Chapter 1 

SPACE

I felt a bit strangulated and remorse that I had caused even the slightest hurt to anyone. I could not say anything. I couldn’t apologize or indicate how sorry I was. These visages came, entered me, made their statements and then vanished. I was left with the memory and remorse. “Well, that feels like dying,” I thought. And I believed I was going through the first stages of death, perhaps experiencing the phases of death, perhaps entering Hell for all I knew. No, I knew too much for it to be Hell. Dozens more passed through me, including close intimates who I hadn’t had the faintest idea I’d hurt them. Some of them, some of the women, I did. But then, they had hurt me as well so I always said we were even. But they came and plagued me.
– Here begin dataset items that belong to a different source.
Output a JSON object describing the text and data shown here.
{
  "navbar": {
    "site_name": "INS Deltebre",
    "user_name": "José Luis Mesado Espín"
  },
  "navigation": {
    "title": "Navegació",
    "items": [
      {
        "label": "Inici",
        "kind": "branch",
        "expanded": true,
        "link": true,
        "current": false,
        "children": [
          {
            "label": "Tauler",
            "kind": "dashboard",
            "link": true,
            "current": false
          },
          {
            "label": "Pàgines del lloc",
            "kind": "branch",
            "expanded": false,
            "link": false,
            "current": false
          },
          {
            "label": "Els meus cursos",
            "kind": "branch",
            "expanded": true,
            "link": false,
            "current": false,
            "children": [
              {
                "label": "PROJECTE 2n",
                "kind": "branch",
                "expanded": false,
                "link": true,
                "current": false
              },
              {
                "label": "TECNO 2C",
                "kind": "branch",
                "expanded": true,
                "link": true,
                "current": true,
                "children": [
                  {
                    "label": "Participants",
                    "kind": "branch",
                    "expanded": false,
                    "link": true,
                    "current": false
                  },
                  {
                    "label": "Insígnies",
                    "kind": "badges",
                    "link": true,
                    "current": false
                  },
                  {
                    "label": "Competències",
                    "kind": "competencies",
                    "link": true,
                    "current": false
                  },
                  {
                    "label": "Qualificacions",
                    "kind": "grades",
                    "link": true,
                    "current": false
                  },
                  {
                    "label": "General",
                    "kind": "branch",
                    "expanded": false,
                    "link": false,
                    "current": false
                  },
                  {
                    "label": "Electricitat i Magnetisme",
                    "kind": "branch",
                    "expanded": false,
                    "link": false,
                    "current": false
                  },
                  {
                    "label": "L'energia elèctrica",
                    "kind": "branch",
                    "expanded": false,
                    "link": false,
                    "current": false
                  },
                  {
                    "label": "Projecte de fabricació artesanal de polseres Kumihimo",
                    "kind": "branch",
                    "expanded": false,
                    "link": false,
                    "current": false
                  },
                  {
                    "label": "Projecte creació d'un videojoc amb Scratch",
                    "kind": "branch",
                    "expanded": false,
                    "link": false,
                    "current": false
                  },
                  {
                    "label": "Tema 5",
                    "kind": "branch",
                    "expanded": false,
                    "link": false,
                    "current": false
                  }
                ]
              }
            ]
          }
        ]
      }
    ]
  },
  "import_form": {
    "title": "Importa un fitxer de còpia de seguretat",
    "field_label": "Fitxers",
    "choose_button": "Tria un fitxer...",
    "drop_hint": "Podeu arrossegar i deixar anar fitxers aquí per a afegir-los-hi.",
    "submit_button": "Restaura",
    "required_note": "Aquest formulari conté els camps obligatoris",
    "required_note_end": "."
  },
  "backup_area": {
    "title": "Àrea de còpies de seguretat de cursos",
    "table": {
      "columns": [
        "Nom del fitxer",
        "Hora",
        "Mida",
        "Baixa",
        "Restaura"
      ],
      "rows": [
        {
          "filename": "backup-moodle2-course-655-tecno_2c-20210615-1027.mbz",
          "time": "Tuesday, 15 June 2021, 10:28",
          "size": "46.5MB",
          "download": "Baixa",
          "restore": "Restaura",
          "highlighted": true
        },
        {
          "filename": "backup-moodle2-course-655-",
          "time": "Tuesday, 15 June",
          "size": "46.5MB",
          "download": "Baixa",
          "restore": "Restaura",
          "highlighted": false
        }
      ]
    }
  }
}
They came and were like sorcerers the way my mind got confused and dizzy, even nauseated.

One said, “You did not have respect.”

I wanted to yell out, “I was a young guy, I didn’t know anything. Had I known I was hurting you I would have stopped doing whatever I was doing?”

But they passed on silently, without humor, without expression one after the other. They had not originated from anywhere in particular. They just came up and at me and I was defenseless. I was not ready for the onslaught and for the longest time I just floated around wishing I was back in my house, back in my bed or talking up the games with friends and letting life run out however it wanted to.